— Эта война никогда не закончится, — с сожалением произнес Лахаил. — Однажды мы забудем, из-за чего начали сражаться.
— Но Апокалипсис… Последняя война обещана, — поправила его Кариэль.
— И ты хочешь этого?
Она взглянула на Ад снова, вспомнила блаженные пейзажи Рая и подумала, что все это не может быть уничтожено — что сотрется все, что потрясало ее и многих других, что заставляло Тадиэла одержимо браться за рисунки и сидеть над ними, сгорбившись, часами, добиваясь сходства.
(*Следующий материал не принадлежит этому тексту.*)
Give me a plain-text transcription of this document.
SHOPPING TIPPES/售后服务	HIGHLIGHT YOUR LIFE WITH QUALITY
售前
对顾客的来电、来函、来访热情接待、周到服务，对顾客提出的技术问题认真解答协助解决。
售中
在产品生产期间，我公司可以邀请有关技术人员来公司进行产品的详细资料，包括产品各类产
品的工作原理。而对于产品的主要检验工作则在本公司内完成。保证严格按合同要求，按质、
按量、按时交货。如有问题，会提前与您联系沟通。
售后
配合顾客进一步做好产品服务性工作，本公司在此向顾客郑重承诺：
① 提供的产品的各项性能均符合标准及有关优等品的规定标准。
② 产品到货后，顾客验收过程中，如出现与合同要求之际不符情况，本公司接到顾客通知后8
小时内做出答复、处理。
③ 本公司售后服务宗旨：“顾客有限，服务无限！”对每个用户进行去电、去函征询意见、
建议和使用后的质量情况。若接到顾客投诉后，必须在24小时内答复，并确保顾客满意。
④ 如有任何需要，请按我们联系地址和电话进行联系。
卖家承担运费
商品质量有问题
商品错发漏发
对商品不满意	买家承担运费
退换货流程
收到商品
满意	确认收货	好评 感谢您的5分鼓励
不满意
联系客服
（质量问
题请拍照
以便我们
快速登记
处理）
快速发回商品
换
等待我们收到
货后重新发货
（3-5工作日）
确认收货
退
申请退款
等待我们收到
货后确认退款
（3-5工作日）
А потом их Последняя война выплеснется на молодой и трогательный мир людей, перевернет его, искалечит — нет, Кариэль, нежно любившая те края внутренне никак не могла согласиться с предписанной им судьбой. И пусть им положена блистательная победа над черной силой Ада (иногда Кариэль казалось, что дух солдат вокруг держится лишь на этом великом пророчестве), она не готова была пожертвовать столь многим…
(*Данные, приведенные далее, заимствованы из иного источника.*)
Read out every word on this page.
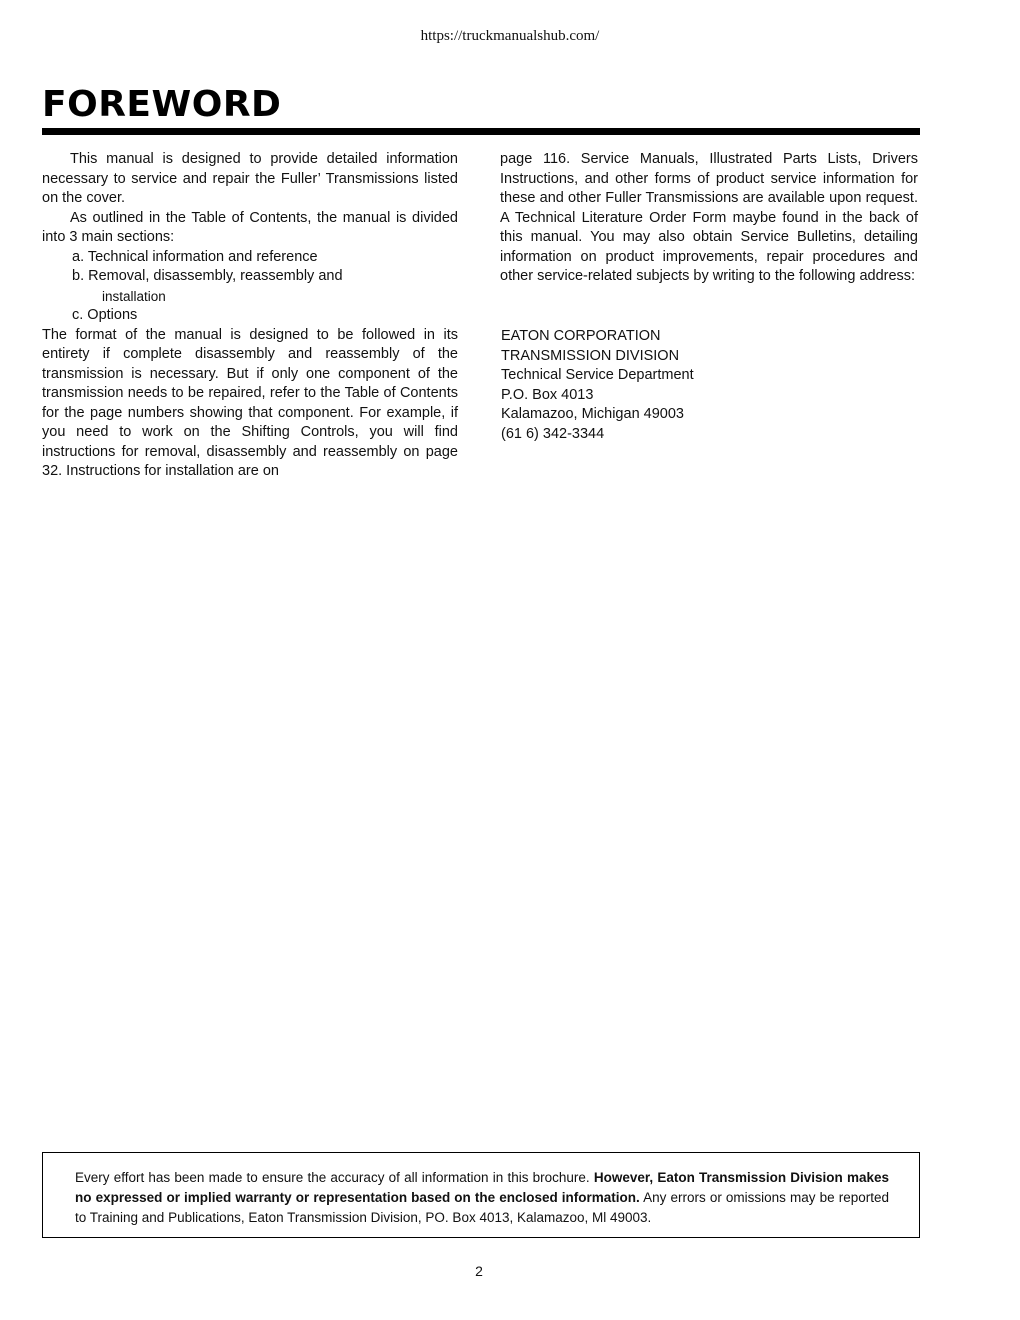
https://truckmanualshub.com/
FOREWORD

This manual is designed to provide detailed information necessary to service and repair the Fuller’ Transmissions listed on the cover.

As outlined in the Table of Contents, the manual is divided into 3 main sections:

a. Technical information and reference

b. Removal, disassembly, reassembly and

installation

c. Options

The format of the manual is designed to be followed in its entirety if complete disassembly and reassembly of the transmission is necessary. But if only one component of the transmission needs to be repaired, refer to the Table of Contents for the page numbers showing that component. For example, if you need to work on the Shifting Controls, you will find instructions for removal, disassembly and reassembly on page 32. Instructions for installation are on

page 116. Service Manuals, Illustrated Parts Lists, Drivers Instructions, and other forms of product service information for these and other Fuller Transmissions are available upon request. A Technical Literature Order Form maybe found in the back of this manual. You may also obtain Service Bulletins, detailing information on product improvements, repair procedures and other service-related subjects by writing to the following address:

EATON CORPORATION
TRANSMISSION DIVISION
Technical Service Department
P.O. Box 4013
Kalamazoo, Michigan 49003
(61 6) 342-3344
Every effort has been made to ensure the accuracy of all information in this brochure. However, Eaton Transmission Division makes no expressed or implied warranty or representation based on the enclosed information. Any errors or omissions may be reported to Training and Publications, Eaton Transmission Division, PO. Box 4013, Kalamazoo, Ml 49003.
2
Но что решал один ангел, пожизненный рядовой, мечущийся от битвы к битве в мире смертных, исходивший Европу, и теперь оказавшийся в распаренной алой Преисподней? Разве кто услышит ее, если станут спрашивать?
— Так я и думал, — сказал Лахаил. — Мы похожи куда больше, чем ты думаешь, Кариэль.
Это ей совсем не льстило, но Кариэль не стала возмущаться. Хотелось верить, схватка с Закиилом ее многому научила, и она больше не выдергивала меч из ножен при каждом неугодном слове и не летела на собеседника с диким визгом.
Вдруг совсем рядом послышались шаги, и к ним стал кто-то приближаться. В единое мгновение Лахаил подобрался и резко ввинтился в воздух, подбросил себя с земли, что Кариэль оторопело застыла с разинутым ртом, глядя в небо. Там мелькнула стремительная тень, шорхнула крыльями. Покачиваясь, к Кариэль спланировало несколько небольших белых перышек.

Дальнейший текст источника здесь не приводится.